Hi Roger,
Here is a copy of the eventslide on impulse events. The plot doesn't have legends so it's impossible to read.
For your info, it contains the following:
[I've copied this note to Dick, Dean and York, since they might be interested]
Eventslide analysis.
The eventslide looks at the cumulative Z-score for events versus a time offset of the formal event examination periods. A negative timeshift, T<0, means that events are calculated using an earlier starting time for the event. A positive shift means the event is given a later start time than the formal prediction. The durations of the events are unchanged from the formal predictions in these calculations. A timeshift T, then, means that all events are given start times offset by T from the original predictions. Looking at successive shifts is like "sliding" the event periods in lockstep over the data.

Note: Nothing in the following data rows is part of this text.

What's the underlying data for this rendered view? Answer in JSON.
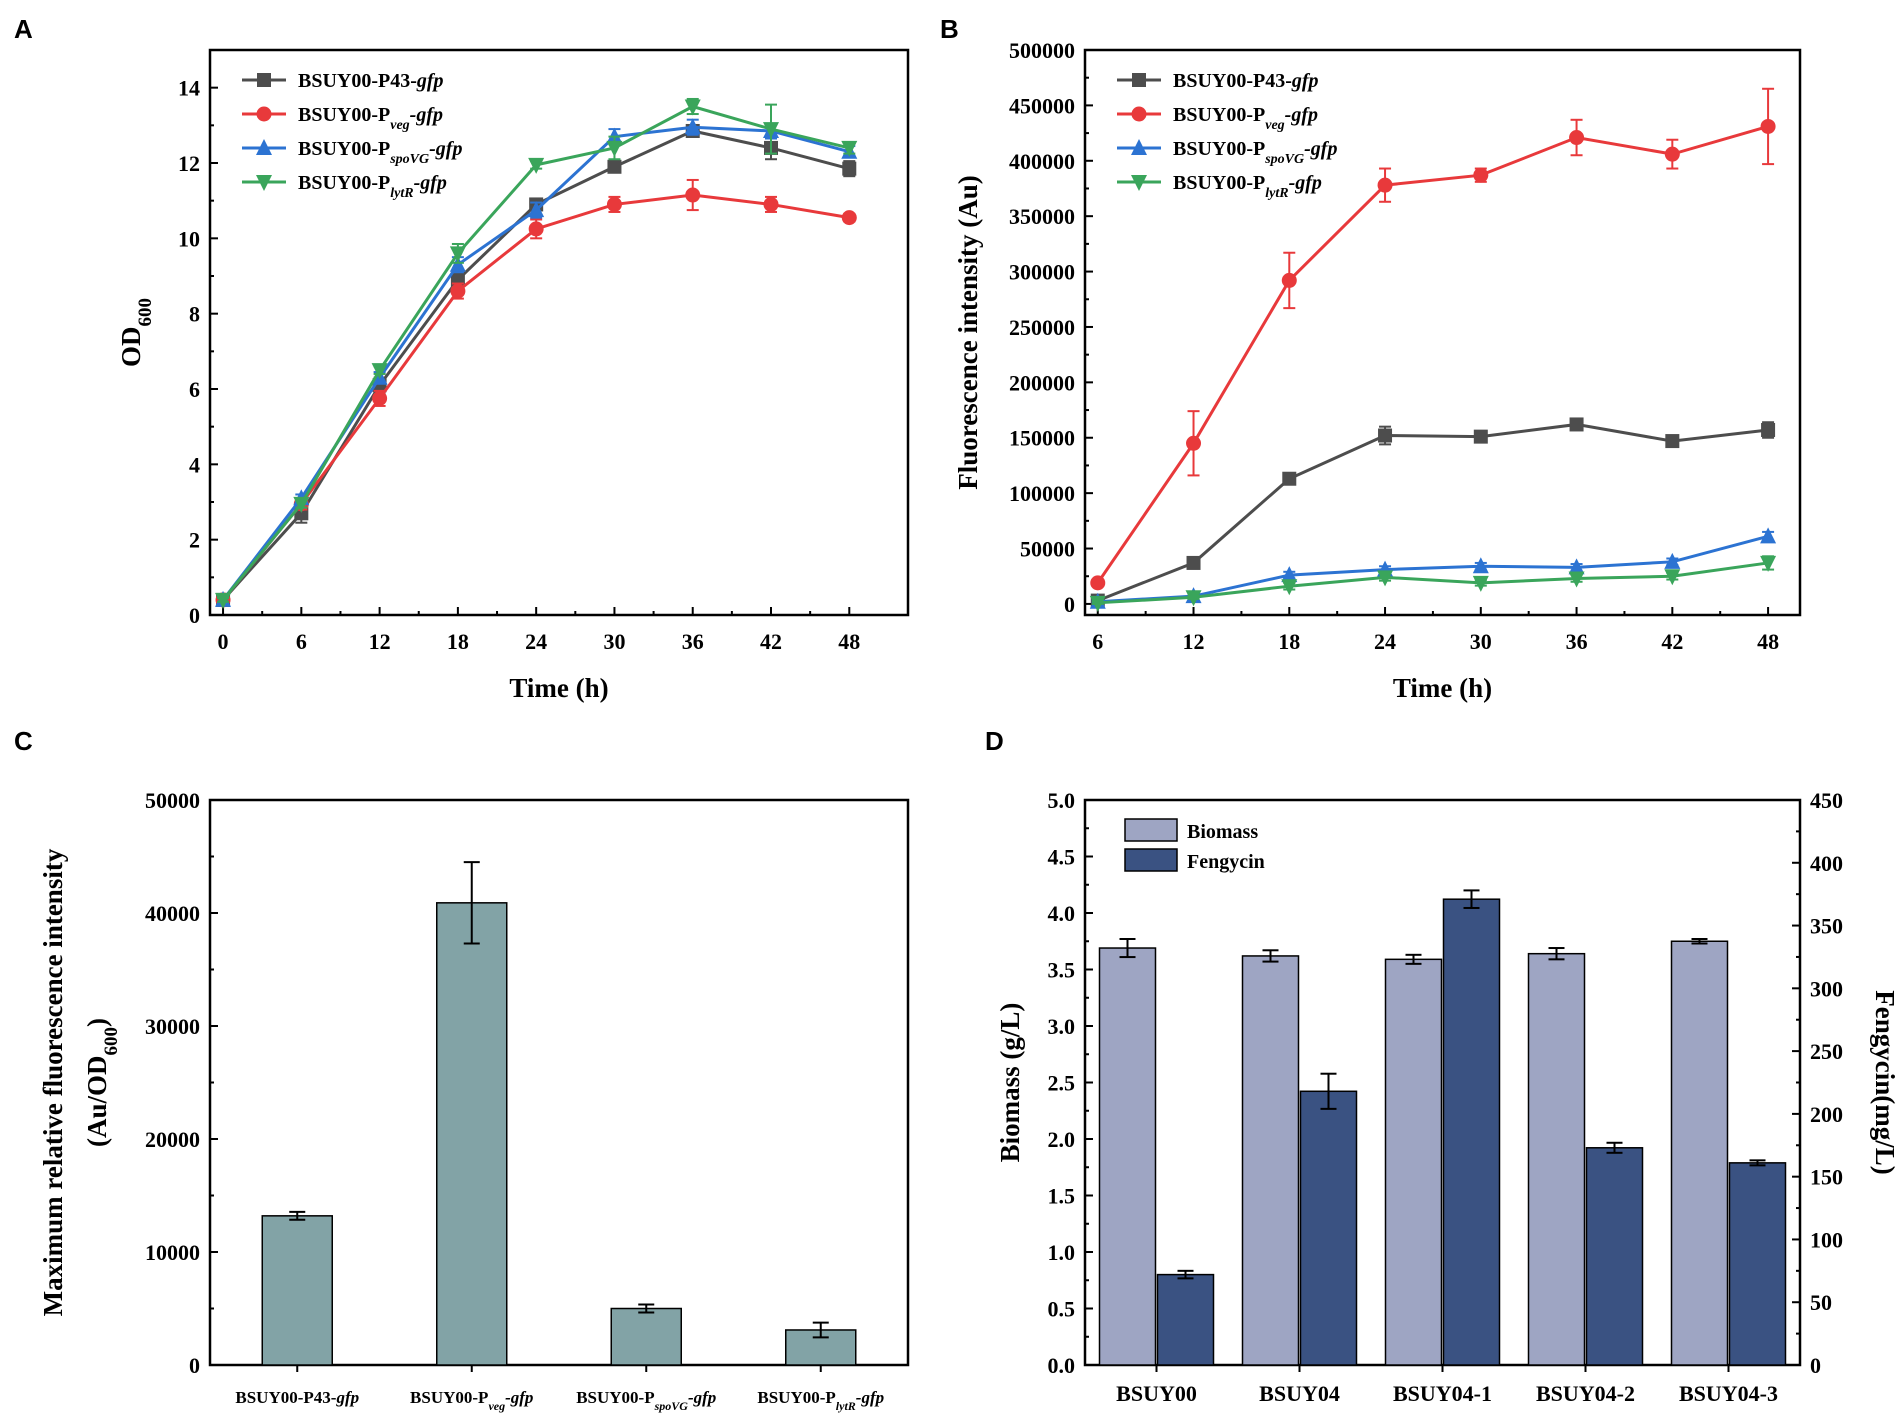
{
  "chart_data": [
    {
      "panel": "A",
      "type": "line",
      "xlabel": "Time (h)",
      "ylabel": "OD",
      "ylabel_sub": "600",
      "xticks": [
        0,
        6,
        12,
        18,
        24,
        30,
        36,
        42,
        48
      ],
      "yticks": [
        0,
        2,
        4,
        6,
        8,
        10,
        12,
        14
      ],
      "xlim": [
        -1,
        52.5
      ],
      "ylim": [
        0,
        15
      ],
      "legend": "top-left",
      "series": [
        {
          "name": "BSUY00-P43-",
          "italic": "gfp",
          "sub": "",
          "color": "#4d4d4d",
          "marker": "square",
          "x": [
            0,
            6,
            12,
            18,
            24,
            30,
            36,
            42,
            48
          ],
          "values": [
            0.4,
            2.7,
            6.1,
            8.9,
            10.9,
            11.9,
            12.85,
            12.4,
            11.85
          ],
          "err": [
            0.1,
            0.25,
            0.2,
            0.2,
            0.15,
            0.15,
            0.15,
            0.3,
            0.2
          ]
        },
        {
          "name": "BSUY00-P",
          "sub": "veg",
          "italic": "-gfp",
          "color": "#e8393b",
          "marker": "circle",
          "x": [
            0,
            6,
            12,
            18,
            24,
            30,
            36,
            42,
            48
          ],
          "values": [
            0.4,
            2.95,
            5.75,
            8.6,
            10.25,
            10.9,
            11.15,
            10.9,
            10.55
          ],
          "err": [
            0.05,
            0.15,
            0.2,
            0.2,
            0.25,
            0.2,
            0.4,
            0.2,
            0.1
          ]
        },
        {
          "name": "BSUY00-P",
          "sub": "spoVG",
          "italic": "-gfp",
          "color": "#2c73d2",
          "marker": "triangle-up",
          "x": [
            0,
            6,
            12,
            18,
            24,
            30,
            36,
            42,
            48
          ],
          "values": [
            0.4,
            3.1,
            6.3,
            9.3,
            10.75,
            12.7,
            12.95,
            12.85,
            12.3
          ],
          "err": [
            0.05,
            0.1,
            0.15,
            0.2,
            0.2,
            0.2,
            0.2,
            0.2,
            0.15
          ]
        },
        {
          "name": "BSUY00-P",
          "sub": "lytR",
          "italic": "-gfp",
          "color": "#3aa55b",
          "marker": "triangle-down",
          "x": [
            0,
            6,
            12,
            18,
            24,
            30,
            36,
            42,
            48
          ],
          "values": [
            0.4,
            2.95,
            6.5,
            9.6,
            11.95,
            12.4,
            13.5,
            12.9,
            12.4
          ],
          "err": [
            0.05,
            0.1,
            0.1,
            0.25,
            0.1,
            0.3,
            0.2,
            0.65,
            0.15
          ]
        }
      ]
    },
    {
      "panel": "B",
      "type": "line",
      "xlabel": "Time (h)",
      "ylabel": "Fluorescence intensity (Au)",
      "xticks": [
        6,
        12,
        18,
        24,
        30,
        36,
        42,
        48
      ],
      "yticks": [
        0,
        50000,
        100000,
        150000,
        200000,
        250000,
        300000,
        350000,
        400000,
        450000,
        500000
      ],
      "xlim": [
        5.2,
        50
      ],
      "ylim": [
        -10000,
        500000
      ],
      "legend": "top-left",
      "series": [
        {
          "name": "BSUY00-P43-",
          "italic": "gfp",
          "sub": "",
          "color": "#4d4d4d",
          "marker": "square",
          "x": [
            6,
            12,
            18,
            24,
            30,
            36,
            42,
            48
          ],
          "values": [
            3000,
            37000,
            113000,
            152000,
            151000,
            162000,
            147000,
            157000
          ],
          "err": [
            1500,
            3000,
            3000,
            8000,
            3000,
            5000,
            4000,
            7000
          ]
        },
        {
          "name": "BSUY00-P",
          "sub": "veg",
          "italic": "-gfp",
          "color": "#e8393b",
          "marker": "circle",
          "x": [
            6,
            12,
            18,
            24,
            30,
            36,
            42,
            48
          ],
          "values": [
            19000,
            145000,
            292000,
            378000,
            387000,
            421000,
            406000,
            431000
          ],
          "err": [
            2000,
            29000,
            25000,
            15000,
            6000,
            16000,
            13000,
            34000
          ]
        },
        {
          "name": "BSUY00-P",
          "sub": "spoVG",
          "italic": "-gfp",
          "color": "#2c73d2",
          "marker": "triangle-up",
          "x": [
            6,
            12,
            18,
            24,
            30,
            36,
            42,
            48
          ],
          "values": [
            2000,
            7000,
            26000,
            31000,
            34000,
            33000,
            38000,
            61000
          ],
          "err": [
            1000,
            1500,
            3000,
            3000,
            3000,
            3000,
            3000,
            4000
          ]
        },
        {
          "name": "BSUY00-P",
          "sub": "lytR",
          "italic": "-gfp",
          "color": "#3aa55b",
          "marker": "triangle-down",
          "x": [
            6,
            12,
            18,
            24,
            30,
            36,
            42,
            48
          ],
          "values": [
            1000,
            6000,
            16000,
            24000,
            19000,
            23000,
            25000,
            37000
          ],
          "err": [
            1000,
            1500,
            3000,
            3000,
            2500,
            3000,
            3000,
            6000
          ]
        }
      ]
    },
    {
      "panel": "C",
      "type": "bar",
      "ylabel_line1": "Maximum relative fluorescence intensity",
      "ylabel_line2": "(Au/OD",
      "ylabel_sub": "600",
      "ylabel_close": ")",
      "yticks": [
        0,
        10000,
        20000,
        30000,
        40000,
        50000
      ],
      "ylim": [
        0,
        50000
      ],
      "bar_color": "#82a3a6",
      "categories": [
        {
          "pre": "BSUY00-P43-",
          "sub": "",
          "post": "gfp"
        },
        {
          "pre": "BSUY00-P",
          "sub": "veg",
          "post": "-gfp"
        },
        {
          "pre": "BSUY00-P",
          "sub": "spoVG",
          "post": "-gfp"
        },
        {
          "pre": "BSUY00-P",
          "sub": "lytR",
          "post": "-gfp"
        }
      ],
      "values": [
        13200,
        40900,
        5000,
        3100
      ],
      "err": [
        350,
        3600,
        350,
        650
      ]
    },
    {
      "panel": "D",
      "type": "bar",
      "ylabel_left": "Biomass (g/L)",
      "ylabel_right": "Fengycin(mg/L)",
      "yticks_left": [
        "0.0",
        "0.5",
        "1.0",
        "1.5",
        "2.0",
        "2.5",
        "3.0",
        "3.5",
        "4.0",
        "4.5",
        "5.0"
      ],
      "yticks_right": [
        "0",
        "50",
        "100",
        "150",
        "200",
        "250",
        "300",
        "350",
        "400",
        "450"
      ],
      "ylim_left": [
        0,
        5
      ],
      "ylim_right": [
        0,
        450
      ],
      "categories": [
        "BSUY00",
        "BSUY04",
        "BSUY04-1",
        "BSUY04-2",
        "BSUY04-3"
      ],
      "legend": "top-left",
      "series": [
        {
          "name": "Biomass",
          "axis": "left",
          "color": "#9ea5c3",
          "values": [
            3.69,
            3.62,
            3.59,
            3.64,
            3.75
          ],
          "err": [
            0.08,
            0.05,
            0.04,
            0.05,
            0.02
          ]
        },
        {
          "name": "Fengycin",
          "axis": "right",
          "color": "#3a5282",
          "values": [
            72,
            218,
            371,
            173,
            161
          ],
          "err": [
            3,
            14,
            7,
            4,
            2
          ]
        }
      ]
    }
  ]
}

The eventslide analysis is a way to judge qualitatively how sensitive the cumulative Z-score of events is to the exact prediction periods. One possibility is that the predictions merely guess or estimate the times when the data actually deviate anomalously. In this case, one would expect that sliding the event periods in time would give a gradual rise and fall of the Z-score. The width of the rise/fall would give some indication of the "real" width of events.
An alternate possibility is that the cumulative Z-score is due to an anomalous intuition on the part of experimenters. In this case the event periods are guesses about fluctuations in random data and a simple model would say that sliding the event start times should quickly extinguish the Z-score.
An early look is shown in the plot eventslide2.gif. The time offset, T, steps in 1/2 hour intervals in this plot. The Z-score is 3.6 at T=0 and after a single step all significance is lost. Timesteps of 5 minutes give a similar result.
One could take this as an indication that an intuition model is favored. Certainly a model that assumes anomalous data deviations would have a difficulty explaining why the formal predictions should be so finely tuned to the data anomalies - especially since most of the prediction periods are rounded to whole hours. However, it is difficult to make this interpretation because the Z-score is calculated using events that range from 1 minute to 24 hours in length and a variety of recipes are applied, as per the formal prediction specifications.
To address these difficulties the eventslide analysis is refined in two ways:
1. Events of 1/2 hour or less and events longer than 1 day are removed from the event set.
2. A uniform recipe (the so-called 'deviation statistic') is applied to the events.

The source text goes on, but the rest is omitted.